Tüm çeşitlerine karşın yalın varlığının öz yapısıyla pencere: belli bir biçimde çerçevelenmiş, öte-yanı gösterecek biçimde düzenlenmiş camlı bir boşluk. Varlığı zedelenmeden birliğe indirgendiğinde: iki ayrı ortam arasında bir bağ pencere - biryanda insan, biryanda dünya, arada da pencere. Öyle bir "arada" ki, ne insan onsuz insan, ne de dünya onsuz dünya, genellikle. Canlısı cansızı, taşı toprağı, insanı toplumuyla evrene açılan göz, evreni belli bir yönden derleyip kesitleyen bir çerçevedir pencere. Algılayan, anlayan, yorumlayan bir insan uzanışıdır. Gerçi insan kendi istemesiyle, kendi gerçekleştirir bu çerçeveyi. Bir kez gerçekleştikten, açılıp kurulduktan, gönyesine oturduktan sonra sonsuz bir hoşgörüyle herşeyi alabilir içine. Bağnaz dediğimiz kim zaten, penceresizin teki.

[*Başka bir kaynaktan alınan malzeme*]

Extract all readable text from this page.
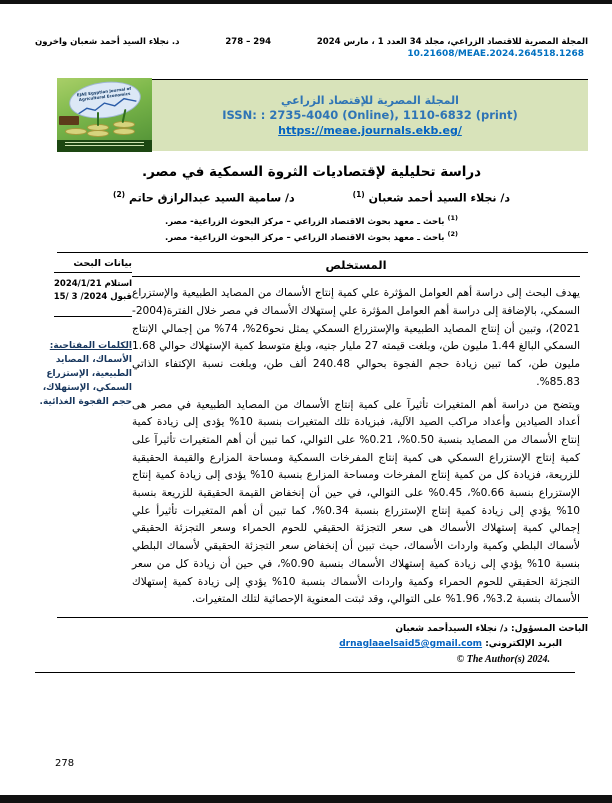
المجلة المصرية للاقتصاد الزراعي، مجلد 34 العدد 1 ، مارس 2024
278 – 294
د. نجلاء السيد أحمد شعبان واخرون
10.21608/MEAE.2024.264518.1268
EJAE Egyptian Journal of Agricultural Economics	المجلة المصرية للإقتصاد الزراعي
ISSN: : 2735-4040 (Online), 1110-6832 (print)
https://meae.journals.ekb.eg/
دراسة تحليلية لإقتصاديات الثروة السمكية في مصر.
د/ نجلاء السيد أحمد شعبان $^{(1)}$
د/ سامية السيد عبدالرازق حاتم $^{(2)}$
$^{(1)}$ باحث ـ معهد بحوث الاقتصاد الزراعي – مركز البحوث الزراعية- مصر.
$^{(2)}$ باحث ـ معهد بحوث الاقتصاد الزراعي – مركز البحوث الزراعية- مصر.
بيانات البحث
استلام 2024/1/21
قبول 2024/ 3 /15
الكلمات المفتاحية:
الأسماك، المصايد الطبيعية، الإستزراع السمكي، الإستهلاك، حجم الفجوة الغذائية.
المستخلص

يهدف البحث إلى دراسة أهم العوامل المؤثرة علي كمية إنتاج الأسماك من المصايد الطبيعية والإستزراع السمكي، بالإضافة إلى دراسة أهم العوامل المؤثرة علي إستهلاك الأسماك في مصر خلال الفترة(2004-2021)، وتبين أن إنتاج المصايد الطبيعية والإستزراع السمكي يمثل نحو26%، 74% من إجمالي الإنتاج السمكي البالغ 1.44 مليون طن، وبلغت قيمته 27 مليار جنيه، وبلغ متوسط كمية الإستهلاك حوالي 1.68 مليون طن، كما تبين زيادة حجم الفجوة بحوالي 240.48 ألف طن، وبلغت نسبة الإكتفاء الذاتي 85.83%.

ويتضح من دراسة أهم المتغيرات تأثيرآ على كمية إنتاج الأسماك من المصايد الطبيعية في مصر هى أعداد الصيادين وأعداد مراكب الصيد الآلية، فبزيادة تلك المتغيرات بنسبة 10% يؤدى إلى زيادة كمية إنتاج الأسماك من المصايد بنسبة 0.50%، 0.21% على التوالي، كما تبين أن أهم المتغيرات تأثيرآ على كمية إنتاج الإستزراع السمكي هى كمية إنتاج المفرخات السمكية ومساحة المزارع والقيمة الحقيقية للزريعة، فزيادة كل من كمية إنتاج المفرخات ومساحة المزارع بنسبة 10% يؤدى إلى زيادة كمية إنتاج الإستزراع بنسبة 0.66%، 0.45% على التوالي، في حين أن إنخفاض القيمة الحقيقية للزريعة بنسبة 10% يؤدي إلى زيادة كمية إنتاج الإستزراع بنسبة 0.34%، كما تبين أن أهم المتغيرات تأثيرأ علي إجمالي كمية إستهلاك الأسماك هى سعر التجزئة الحقيقي للحوم الحمراء وسعر التجزئة الحقيقي لأسماك البلطي وكمية واردات الأسماك، حيث تبين أن إنخفاض سعر التجزئة الحقيقي لأسماك البلطي بنسبة 10% يؤدي إلى زيادة كمية إستهلاك الأسماك بنسبة 0.90%، في حين أن زيادة كل من سعر التجزئة الحقيقي للحوم الحمراء وكمية واردات الأسماك بنسبة 10% يؤدي إلى زيادة كمية إستهلاك الأسماك بنسبة 3.2%، 1.96% على التوالي، وقد ثبتت المعنوية الإحصائية لتلك المتغيرات.

الباحث المسؤول: د/ نجلاء السيدأحمد شعبان
البريد الإلكتروني: drnaglaaelsaid5@gmail.com
© The Author(s) 2024.
278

Öyle bir yaratıdır ki pencere, bakan insan olmasa bile bir bakış'tır o. Pencere kendisi bakar. Pencere vardır: mavi göğü, yemyeşil ormanı seyreder. Pencere vardır: serin gölgeli duvarları gözlemler. Pencere vardır: çimenlerdeki ak örtülü kahvaltı sofralarında ağırlar kendini. Pencere vardır: sarmaşık uykulu ikindilerde dinlenir. Pencere vardır: denizle uyanır.
Göz bir penceredir gönle bakar. Kulak, sese açık bir penceredir. Tüm beden, insanı evrene bağlayan penceredir. Bir deyime, bazılarına göre insanlar, Tanrı'nın kendi-Özü'nü seyretmek üzere açtığı pencerelerdir. Yaşamak, ola ki ölüme dönük bir penceredir. – Peki, tüm evren neye bakan bir pencere?